A method and apparatus is disclosed for measurement of the electrophoretic mobility of particles and molecules in solution. A sample of particles is placed in a 
cell containing two electrodes that apply an alternating 
electric field. A monochromatic 
light beam passes through the sample. Light scattered by the particles, along with the unscattered beam, is collected and collimated as it exits the 
cell. This beam is combined in 
free space with a phase modulated 
reference beam. The interference forms a frequency modulated 
speckle pattern, which is detected by a 
photodetector array. Each 
array element collects a 
narrow range of well-defined scattering angles. The 
signal from each is demodulated to extract the optical phase information providing a first-principle measurement of the electrophoretic mobility of the scattering particles. Each 
detector element provides a simultaneous independent measurement.

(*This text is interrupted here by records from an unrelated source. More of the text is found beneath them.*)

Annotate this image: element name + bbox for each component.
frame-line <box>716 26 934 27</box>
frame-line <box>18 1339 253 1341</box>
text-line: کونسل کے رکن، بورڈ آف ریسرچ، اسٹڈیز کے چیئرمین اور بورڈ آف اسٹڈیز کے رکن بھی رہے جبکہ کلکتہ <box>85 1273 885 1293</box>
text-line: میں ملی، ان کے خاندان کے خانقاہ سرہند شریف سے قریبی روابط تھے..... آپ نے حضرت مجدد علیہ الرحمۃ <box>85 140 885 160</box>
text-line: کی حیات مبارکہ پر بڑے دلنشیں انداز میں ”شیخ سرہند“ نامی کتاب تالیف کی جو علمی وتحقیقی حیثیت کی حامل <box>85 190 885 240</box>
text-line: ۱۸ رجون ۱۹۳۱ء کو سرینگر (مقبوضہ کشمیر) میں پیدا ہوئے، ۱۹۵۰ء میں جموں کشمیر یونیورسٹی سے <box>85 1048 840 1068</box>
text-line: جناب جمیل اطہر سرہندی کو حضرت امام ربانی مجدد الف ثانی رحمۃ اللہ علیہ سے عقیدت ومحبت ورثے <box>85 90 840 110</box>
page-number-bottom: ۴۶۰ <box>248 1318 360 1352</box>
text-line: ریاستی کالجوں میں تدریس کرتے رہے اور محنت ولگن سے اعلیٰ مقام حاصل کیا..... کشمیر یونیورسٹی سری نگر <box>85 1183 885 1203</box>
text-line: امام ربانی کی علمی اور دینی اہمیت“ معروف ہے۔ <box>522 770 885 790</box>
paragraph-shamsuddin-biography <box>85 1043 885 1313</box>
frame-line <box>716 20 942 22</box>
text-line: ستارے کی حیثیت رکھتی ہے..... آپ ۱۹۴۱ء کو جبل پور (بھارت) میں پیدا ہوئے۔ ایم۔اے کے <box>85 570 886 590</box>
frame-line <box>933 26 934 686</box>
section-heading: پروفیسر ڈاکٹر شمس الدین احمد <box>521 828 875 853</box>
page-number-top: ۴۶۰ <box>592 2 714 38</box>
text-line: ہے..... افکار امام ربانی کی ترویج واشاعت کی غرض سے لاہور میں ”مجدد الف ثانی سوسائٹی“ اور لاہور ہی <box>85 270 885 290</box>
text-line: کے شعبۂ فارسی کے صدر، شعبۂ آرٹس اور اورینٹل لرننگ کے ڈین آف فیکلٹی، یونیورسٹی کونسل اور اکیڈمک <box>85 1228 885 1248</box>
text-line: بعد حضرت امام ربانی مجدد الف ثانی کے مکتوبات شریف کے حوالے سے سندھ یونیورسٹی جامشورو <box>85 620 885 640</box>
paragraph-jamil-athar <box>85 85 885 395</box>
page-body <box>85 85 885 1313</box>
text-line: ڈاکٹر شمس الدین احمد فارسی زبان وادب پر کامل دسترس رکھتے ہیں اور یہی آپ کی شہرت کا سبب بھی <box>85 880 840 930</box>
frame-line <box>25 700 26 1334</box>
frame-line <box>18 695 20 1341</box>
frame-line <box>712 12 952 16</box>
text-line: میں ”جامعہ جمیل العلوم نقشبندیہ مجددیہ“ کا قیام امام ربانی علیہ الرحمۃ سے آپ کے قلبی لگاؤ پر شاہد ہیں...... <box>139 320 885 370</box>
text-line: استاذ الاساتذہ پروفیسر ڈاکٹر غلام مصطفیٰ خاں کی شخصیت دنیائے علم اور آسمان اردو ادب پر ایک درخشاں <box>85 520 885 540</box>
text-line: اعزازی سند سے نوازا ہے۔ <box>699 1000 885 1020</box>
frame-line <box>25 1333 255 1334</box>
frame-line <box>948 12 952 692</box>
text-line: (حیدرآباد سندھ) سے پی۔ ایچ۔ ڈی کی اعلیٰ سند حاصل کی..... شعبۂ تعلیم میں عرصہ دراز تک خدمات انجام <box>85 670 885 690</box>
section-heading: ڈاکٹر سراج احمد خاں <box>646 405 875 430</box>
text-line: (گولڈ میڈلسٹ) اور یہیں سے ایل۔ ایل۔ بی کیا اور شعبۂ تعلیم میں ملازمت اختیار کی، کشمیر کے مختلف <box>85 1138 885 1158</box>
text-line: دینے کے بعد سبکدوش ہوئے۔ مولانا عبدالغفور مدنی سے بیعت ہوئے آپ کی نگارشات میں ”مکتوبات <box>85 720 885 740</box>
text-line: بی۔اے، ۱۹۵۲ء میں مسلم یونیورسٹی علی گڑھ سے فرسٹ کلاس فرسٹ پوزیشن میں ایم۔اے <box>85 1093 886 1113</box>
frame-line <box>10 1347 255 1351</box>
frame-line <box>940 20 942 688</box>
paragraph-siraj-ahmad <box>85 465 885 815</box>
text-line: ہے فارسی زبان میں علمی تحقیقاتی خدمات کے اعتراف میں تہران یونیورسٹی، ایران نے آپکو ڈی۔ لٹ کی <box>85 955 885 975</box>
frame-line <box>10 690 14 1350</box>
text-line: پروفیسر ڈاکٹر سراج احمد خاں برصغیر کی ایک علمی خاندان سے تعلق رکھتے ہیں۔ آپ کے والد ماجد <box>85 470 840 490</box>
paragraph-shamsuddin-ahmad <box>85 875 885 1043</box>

This inherent parallelism drastically increases the amount of information available in a given time. The resulting increased sensitivity extends the mobility measurement to particles below one nanometer, reduces the required concentration and 
electric field compared to previous methods. This minimizes damage to fragile samples, increases the 
electrode useful life, and reduces 
joule heating. Electrophoretic mobility is a critically important parameter for predicting the stability of 
nanoparticle suspensions and pharmaceutical formulations such as 
protein therapeutics. This invention enables reliable free-
solution phase measurement of these samples.